Lynch spoke of the killings in Charleston, S.C., in June and called hate crimes “the original domestic terrorism.”
She stressed her support for “protecting every American’s right to vote,” referencing the lawsuit brought by the U.S. Justice Department against North Carolina election law changes adopted in 2013.
Lynch was joined at the N.C. Central law school discussion by her father, the Rev. Lorenzo Lynch, a preacher who led churches in Greensboro and Durham during the civil rights era.
She mentioned the historic stall between her nomination in November by President Barack Obama and the Senate confirmation vote in late April.
“During some of those days that seemed longer than most, it really was wonderful to know that I had the support of home,” Lynch said to the group in Durham. “There’s no place like that.”
Lynch, a Durham High School graduate who left home for Harvard University in the late 1970s, rose up through the ranks of the U.S. Justice Department as a prosecutor who, for much of her career, was able to push high-profile cases but escape the media glare.
That no longer is the case.
On Wednesday, when the Rolling Stones were scheduled to perform live at Raleigh’s PNC Arena, renowned photographer Annie Liebovitz had her camera focused on Lynch – a new bright star.
Two magazine cover-shoots were in the works.
Those who know Lynch describe her as low-key, amiable, but tough when necessary.
Boz Zellinger, a Wake County assistant district attorney who was part of a task force meeting with Lynch in Raleigh, was impressed by her interest in eradicating human trafficking.
“I think the most impressive part was how she actively listened to what was going on in this community,” Zellinger said.
‘Modern-day slavery’
Lynch started her North Carolina stop in Raleigh in the federal courthouse where the N.C. Coalition Against Human Trafficking met.
The coalition brings together law enforcement agencies and various legal and social service organizations and individuals fighting human trafficking in North Carolina.
Lynch lauded the work as a “grassroots effort” that draws on “ingenuity and collaboration across many disciplines, organizations and professions” to fight a “complex and devastating crime.”

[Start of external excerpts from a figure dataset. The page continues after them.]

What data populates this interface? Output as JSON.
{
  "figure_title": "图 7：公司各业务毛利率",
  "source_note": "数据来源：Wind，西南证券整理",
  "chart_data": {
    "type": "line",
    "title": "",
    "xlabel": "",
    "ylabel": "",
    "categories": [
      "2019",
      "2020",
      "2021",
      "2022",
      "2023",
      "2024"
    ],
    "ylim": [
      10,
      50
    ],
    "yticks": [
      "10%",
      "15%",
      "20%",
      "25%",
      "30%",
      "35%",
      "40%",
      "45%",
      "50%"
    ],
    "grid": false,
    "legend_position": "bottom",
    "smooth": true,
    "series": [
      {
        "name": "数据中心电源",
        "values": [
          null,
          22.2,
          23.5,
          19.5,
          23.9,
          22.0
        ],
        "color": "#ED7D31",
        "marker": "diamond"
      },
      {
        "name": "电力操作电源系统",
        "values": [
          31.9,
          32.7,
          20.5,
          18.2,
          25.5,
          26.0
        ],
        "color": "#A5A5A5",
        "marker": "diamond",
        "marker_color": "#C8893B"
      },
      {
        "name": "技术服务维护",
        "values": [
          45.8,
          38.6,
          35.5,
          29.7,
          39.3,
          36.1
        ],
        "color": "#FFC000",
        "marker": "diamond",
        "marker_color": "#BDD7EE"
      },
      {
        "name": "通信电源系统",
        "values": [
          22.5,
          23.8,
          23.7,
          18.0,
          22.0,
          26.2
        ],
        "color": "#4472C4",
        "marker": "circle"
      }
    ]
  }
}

“The efforts you’re leading in North Carolina exemplify that cooperative and innovative approach – and illustrate its vast potential,” Lynch told several dozen people gathered for a task force meeting. “You are demonstrating the power of working together, across traditional professional lines, to bring a comprehensive approach to a daunting and urgent challenge.”
In May, Lynch noted, the Wake County Violent Crime Task Force brought together federal, state and local law enforcement officials for a two-night undercover operation that led to multiple arrests and the release of several minors who were victims of sex trafficking. She cited the case of Christopher Jason Williams, a Fayetteville man sentenced to 45 years in prison for two counts of trafficking children that came to light through a concerted approach for identifying victims that included teachers, human services providers, families and law enforcement agencies.
Lynch said it was important to go beyond the focus on catching traffickers, too, and help survivors of such crimes rebuild their lives.
“Human traffickers prey on some of the most vulnerable members of our society to exploit them for labor, for sex and for servitude of all kinds,” Lynch said.
Lynch described trafficking as “modern-day slavery” that “has no place in modern-day society.”
Many people, Lynch said, think that trafficking happens in other places, not in their communities.
“Unfortunately,” she said, “it is the invisible crime that does happen everywhere.”